# Fish for 10 gallon setup?



## puppyrjjkm (Aug 2, 2009)

So I will soon be moving all my bettas to a divided 20 gallon tank. This leaves me with an empty 10 gallon. I already have all the "beginner" or common freshwater fish such as tetras, livebearers, gouramis, etc. in two other community tanks. I am looking for something different for my 10 gallon, any ideas? Thanks bunches :-D


----------



## La Reina (Oct 25, 2009)

Platties!  They're super entertaining and come in all kinds of colors.


----------



## noiDEAL (Dec 13, 2009)

puppyrjjkm said:


> So I will soon be moving all my bettas to a divided 20 gallon tank. This leaves me with an empty 10 gallon. I already have all the "beginner" or common freshwater fish such as tetras, livebearers, gouramis, etc. in two other community tanks. I am looking for something different for my 10 gallon, any ideas? Thanks bunches :-D


 
Platties are nice. may i ask wich filter you use on your tank?


----------



## puppyrjjkm (Aug 2, 2009)

um i think it's a whisper 10... it came with the tank and im not really sure. i've had it running for about 4 or 5 years now. hmm i've already got some platies in our 55 gal...


----------



## noiDEAL (Dec 13, 2009)

puppyrjjkm said:


> um i think it's a whisper 10... it came with the tank and im not really sure. i've had it running for about 4 or 5 years now. hmm i've already got some platies in our 55 gal...


 
work good? guess it would be great with bettas. haveing a hard time chosen my filter i got a few messy fish. using the marineland 100gph bio-wheel atm. thinking about getting the 150 gph or 200gph not sure wich as the 200gph is on sale less than the 150 gph. but 200gph might be to strong of a current.


----------



## Angel079 (Feb 14, 2007)

I'd only get platy's in a 10g if its all males...otherwise this tank is overstocked before Christmas day.

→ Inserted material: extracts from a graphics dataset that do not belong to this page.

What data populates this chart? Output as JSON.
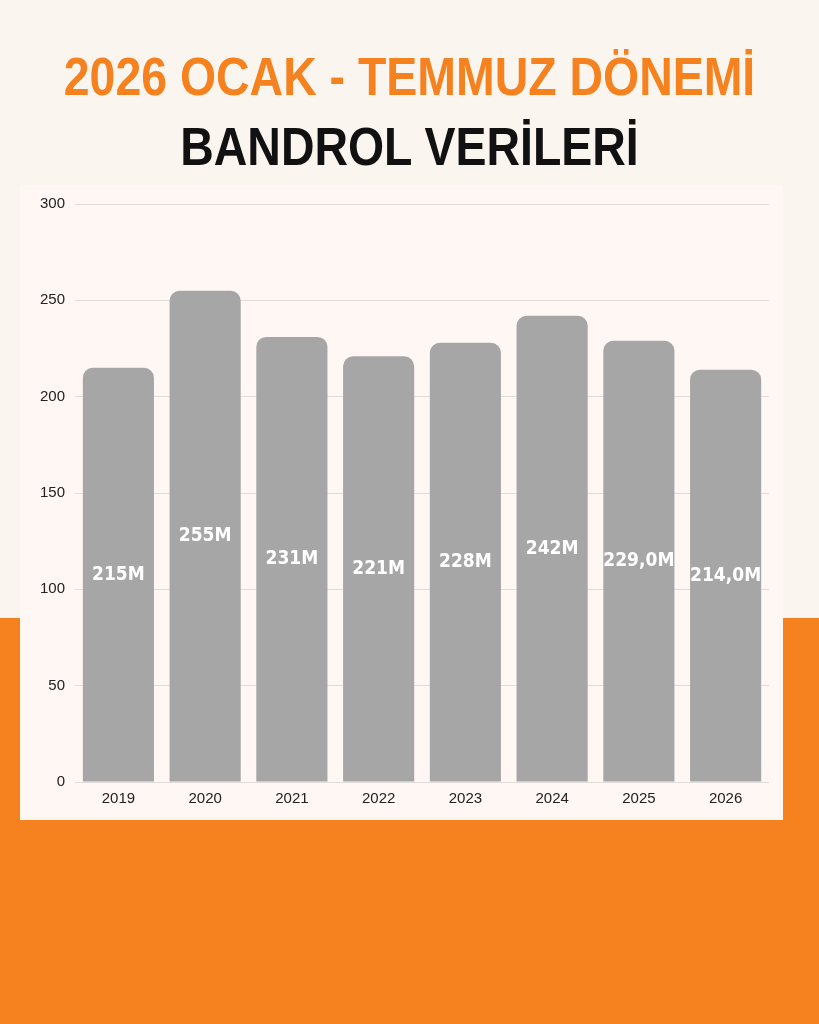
{
  "chart_data": {
    "type": "bar",
    "title": "2026 OCAK - TEMMUZ DÖNEMİ",
    "subtitle": "BANDROL VERİLERİ",
    "categories": [
      "2019",
      "2020",
      "2021",
      "2022",
      "2023",
      "2024",
      "2025",
      "2026"
    ],
    "values": [
      215,
      255,
      231,
      221,
      228,
      242,
      229,
      214
    ],
    "value_labels": [
      "215M",
      "255M",
      "231M",
      "221M",
      "228M",
      "242M",
      "229,0M",
      "214,0M"
    ],
    "color": "#a6a6a6",
    "ylim": [
      0,
      300
    ],
    "yticks": [
      0,
      50,
      100,
      150,
      200,
      250,
      300
    ],
    "grid": "y"
  }
}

Ever thought about shrimp??? Turn it into a shrimp farm  They're too cool to watch.


----------



## puppyrjjkm (Aug 2, 2009)

Yeah I honestly really don't want more platies haha I've had some ghost shrimp but really don't like cleaning tanks with them, especially after one pinched me through the net! Haha thanks guys, I guess I'll have to do some more searching


----------



## mischievouscat (Jul 8, 2008)

Something different? Ooo, you should look into shell-dwelling cichlids from Lake Tanganyika in Africa. 

I have a colony of _Neolamprologus multifasciatus_ in a 10 gallon. Best fish I've ever owned. Hardy, active, fascinating behaviors, and there are always fry in the tank. Can't find these guys at Petsmart/Petco type places, but they're not uncommon among local fish stores and hobbyists. 

Definitely consider shell-dwellers. There are a number of species that would work in a 10. ShellDwellers.com has some great info.


----------



## La Reina (Oct 25, 2009)

You could go with a dwarf gourami, mine's a riot.


----------



## TangTango (Oct 15, 2009)

I agree on put'n shell dwellers in there.
Of course any suggestion of a Tanganyikan fish gets my vote.
But the dwarf shellies are the only ones ya can put in a tank that small.
Here's my shellies in a ten gal.








​


----------



## rrcoolj (Dec 5, 2009)

2nd the shellies!


They have all the fun of a cichlid in small convenient package. They are very entertaining and easy to breed. Plus not everyone has multis!


----------



## watts300 (Feb 21, 2009)

I would really like to have a small aquarium with plenty of drift wood inhabited by lots of shrimp and several snails. 

For some reason, if I ever get a second one, I don't want fish in it.


----------



## Kelso (Oct 28, 2009)

never heard of shell dwellers till now but they look awesome! Too bad I could never get em with my water...6.1 acidity...=( Unless I wanna spend a fortune on buffers... There's a really cool variety of snails you could get as well, or try dwarf puffers.


----------



## puppyrjjkm (Aug 2, 2009)

Thanks everyone!  I actually was going to get shell dwellers a while ago but couldn't find them anywhere!


----------